As for Smith's performance, it was his weakest yet, but I understand that this was actually the first episode filmed, which might go some way to explaining it.


I fear we may have discovered the first episode of the Moffat run which has too much TBO.
Edited Date: 2010-04-17 11:34 pm (UTC)

Date: 2010-04-17 11:47 pm (UTC)
ext_12818: (Default)
From: [identity profile] iainjclark.livejournal.com
That part made my head explode. Gah!

I'm of two minds about it. It's patently illogical in scientific terms: it requires us to posit that the technology involved would allow the android to exert its own will over its internal mechanisms.
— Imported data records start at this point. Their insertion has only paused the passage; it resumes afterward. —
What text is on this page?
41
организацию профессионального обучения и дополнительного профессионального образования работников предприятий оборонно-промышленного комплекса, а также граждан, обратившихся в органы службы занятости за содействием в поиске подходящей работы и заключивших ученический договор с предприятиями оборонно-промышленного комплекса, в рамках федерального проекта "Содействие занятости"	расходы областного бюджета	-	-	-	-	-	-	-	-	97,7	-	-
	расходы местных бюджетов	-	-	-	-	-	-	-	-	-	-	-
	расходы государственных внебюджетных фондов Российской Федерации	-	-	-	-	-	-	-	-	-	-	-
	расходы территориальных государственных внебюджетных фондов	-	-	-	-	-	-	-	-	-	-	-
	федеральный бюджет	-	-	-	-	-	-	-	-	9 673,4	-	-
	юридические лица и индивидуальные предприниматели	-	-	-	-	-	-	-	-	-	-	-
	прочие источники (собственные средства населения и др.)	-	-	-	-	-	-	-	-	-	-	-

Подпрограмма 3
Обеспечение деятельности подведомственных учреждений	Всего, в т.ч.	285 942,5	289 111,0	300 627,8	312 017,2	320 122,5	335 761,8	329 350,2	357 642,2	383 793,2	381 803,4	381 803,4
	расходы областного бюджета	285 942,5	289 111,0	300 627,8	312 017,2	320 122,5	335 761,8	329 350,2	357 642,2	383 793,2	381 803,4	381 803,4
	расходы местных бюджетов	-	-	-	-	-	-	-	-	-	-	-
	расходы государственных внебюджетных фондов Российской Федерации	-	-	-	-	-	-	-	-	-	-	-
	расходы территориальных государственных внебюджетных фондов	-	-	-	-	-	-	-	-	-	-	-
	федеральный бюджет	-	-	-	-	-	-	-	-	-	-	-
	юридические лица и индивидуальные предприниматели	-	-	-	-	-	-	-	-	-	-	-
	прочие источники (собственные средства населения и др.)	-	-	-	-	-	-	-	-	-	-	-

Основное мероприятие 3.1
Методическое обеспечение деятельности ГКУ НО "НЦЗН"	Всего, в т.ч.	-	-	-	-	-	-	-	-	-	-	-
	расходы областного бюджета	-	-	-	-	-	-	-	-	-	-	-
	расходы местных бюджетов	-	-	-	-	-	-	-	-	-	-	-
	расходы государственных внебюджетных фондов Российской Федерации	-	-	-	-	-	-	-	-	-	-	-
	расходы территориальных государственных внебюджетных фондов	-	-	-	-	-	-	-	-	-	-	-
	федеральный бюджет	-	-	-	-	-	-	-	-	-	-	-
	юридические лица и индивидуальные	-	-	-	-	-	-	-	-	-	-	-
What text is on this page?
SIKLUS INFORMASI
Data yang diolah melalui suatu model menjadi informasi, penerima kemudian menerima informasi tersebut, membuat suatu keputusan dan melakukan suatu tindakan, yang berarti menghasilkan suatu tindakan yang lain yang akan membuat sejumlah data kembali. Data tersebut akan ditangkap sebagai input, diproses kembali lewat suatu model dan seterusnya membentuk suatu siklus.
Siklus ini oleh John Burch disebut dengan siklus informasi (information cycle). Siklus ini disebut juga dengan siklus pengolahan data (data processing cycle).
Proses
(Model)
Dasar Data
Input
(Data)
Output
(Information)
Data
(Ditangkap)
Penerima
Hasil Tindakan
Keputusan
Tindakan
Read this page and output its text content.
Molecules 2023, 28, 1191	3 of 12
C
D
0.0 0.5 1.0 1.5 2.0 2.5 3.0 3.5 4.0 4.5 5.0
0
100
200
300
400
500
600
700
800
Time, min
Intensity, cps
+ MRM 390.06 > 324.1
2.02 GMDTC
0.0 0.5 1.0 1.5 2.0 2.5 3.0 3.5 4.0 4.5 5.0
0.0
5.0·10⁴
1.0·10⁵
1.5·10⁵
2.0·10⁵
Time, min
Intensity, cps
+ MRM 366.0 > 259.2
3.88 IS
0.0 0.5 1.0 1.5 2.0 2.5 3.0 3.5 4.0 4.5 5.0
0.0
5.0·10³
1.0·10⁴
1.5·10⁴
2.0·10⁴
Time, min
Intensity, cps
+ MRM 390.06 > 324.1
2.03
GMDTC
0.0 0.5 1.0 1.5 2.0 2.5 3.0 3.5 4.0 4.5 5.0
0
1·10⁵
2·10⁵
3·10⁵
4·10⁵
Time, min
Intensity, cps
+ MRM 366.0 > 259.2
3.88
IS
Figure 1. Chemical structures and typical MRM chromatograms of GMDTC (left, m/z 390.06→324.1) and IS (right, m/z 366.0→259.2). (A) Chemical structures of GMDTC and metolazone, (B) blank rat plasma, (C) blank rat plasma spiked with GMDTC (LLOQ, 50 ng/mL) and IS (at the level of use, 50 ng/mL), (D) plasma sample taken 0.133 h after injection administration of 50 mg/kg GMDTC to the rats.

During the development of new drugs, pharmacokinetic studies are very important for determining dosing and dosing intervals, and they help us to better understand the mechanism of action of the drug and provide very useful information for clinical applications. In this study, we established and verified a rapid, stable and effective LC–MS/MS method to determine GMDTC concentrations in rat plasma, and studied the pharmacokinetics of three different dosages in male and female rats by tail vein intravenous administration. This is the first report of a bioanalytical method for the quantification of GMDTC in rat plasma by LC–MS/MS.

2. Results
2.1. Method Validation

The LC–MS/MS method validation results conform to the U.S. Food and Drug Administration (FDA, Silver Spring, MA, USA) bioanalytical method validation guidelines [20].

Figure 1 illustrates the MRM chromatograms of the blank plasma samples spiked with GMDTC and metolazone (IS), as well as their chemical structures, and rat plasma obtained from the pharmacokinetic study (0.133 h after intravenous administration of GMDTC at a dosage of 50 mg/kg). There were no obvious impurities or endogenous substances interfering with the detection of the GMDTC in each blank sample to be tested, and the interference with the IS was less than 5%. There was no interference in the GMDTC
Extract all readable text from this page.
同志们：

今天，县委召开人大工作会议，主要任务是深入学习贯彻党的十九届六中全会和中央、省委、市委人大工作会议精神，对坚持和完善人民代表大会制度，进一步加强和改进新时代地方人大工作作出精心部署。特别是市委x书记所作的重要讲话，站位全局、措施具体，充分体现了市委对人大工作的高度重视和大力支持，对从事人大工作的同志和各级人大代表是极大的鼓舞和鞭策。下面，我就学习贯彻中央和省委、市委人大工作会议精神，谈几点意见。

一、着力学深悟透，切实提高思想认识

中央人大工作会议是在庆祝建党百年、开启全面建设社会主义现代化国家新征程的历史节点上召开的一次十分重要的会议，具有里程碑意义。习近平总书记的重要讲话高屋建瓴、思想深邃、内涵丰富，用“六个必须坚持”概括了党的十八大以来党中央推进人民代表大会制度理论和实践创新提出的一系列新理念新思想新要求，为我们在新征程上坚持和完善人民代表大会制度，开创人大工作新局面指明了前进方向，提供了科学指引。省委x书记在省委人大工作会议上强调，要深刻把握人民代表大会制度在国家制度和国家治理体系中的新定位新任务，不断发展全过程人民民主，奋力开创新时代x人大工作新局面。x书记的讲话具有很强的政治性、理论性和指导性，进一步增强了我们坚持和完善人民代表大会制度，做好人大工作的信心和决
And yet it makes perfect sense in mythic terms, and seems like a strangely apt choice for the Doctor.

Date: 2010-04-18 11:46 am (UTC)
From: [identity profile] ajr.livejournal.com
I'm not convinced - the Daleks would create an exploding device and allow it the capacity to say "Actually, I'd rather not explode" in an incredibly daft way? - and so remain in one mind about it. Total bollocks!

Date: 2010-04-18 08:25 am (UTC)
ext_36172: (Default)
From: [identity profile] fba.livejournal.com
I fear we may have discovered the first episode of the Moffat run which has too much TBO.

I guess it depends on your definition of TBO. As Iain as pointed out, Moffat is working in a science fantasy-land and making up the rules as he goes along - so there's a dream-like quality which I think saves it. The trouble with a lot of RTD's stuff is that he was *trying* to be Science Fiction Action Adventure and he kept stretching things beyond the realms of credibility. I personally don't think spitefires in space is any more TBO than clockwork robots or the nanogenes from TEC/TDD...

Date: 2010-04-18 11:44 am (UTC)
From: [identity profile] ajr.livejournal.com
Moffat is working in a science fantasy-land and making up the rules as he goes along

All very well, but:

a) Moffat didn't write this episode.
b) It still doesn't in any way at all excuse the bullshit "Convince yourself you're a human by thinking of a girl you fancied, and then you won't blow up!" moment. Gaaaaah.


I don't think I said anything about the spitfires before (*checks*) ... no, I didn't. As a concept, I quite liked them. But the execution was poor - "Well, I have this idea for an invention..." and ten minutes later they've got three of them flying around in space already? Does not compute.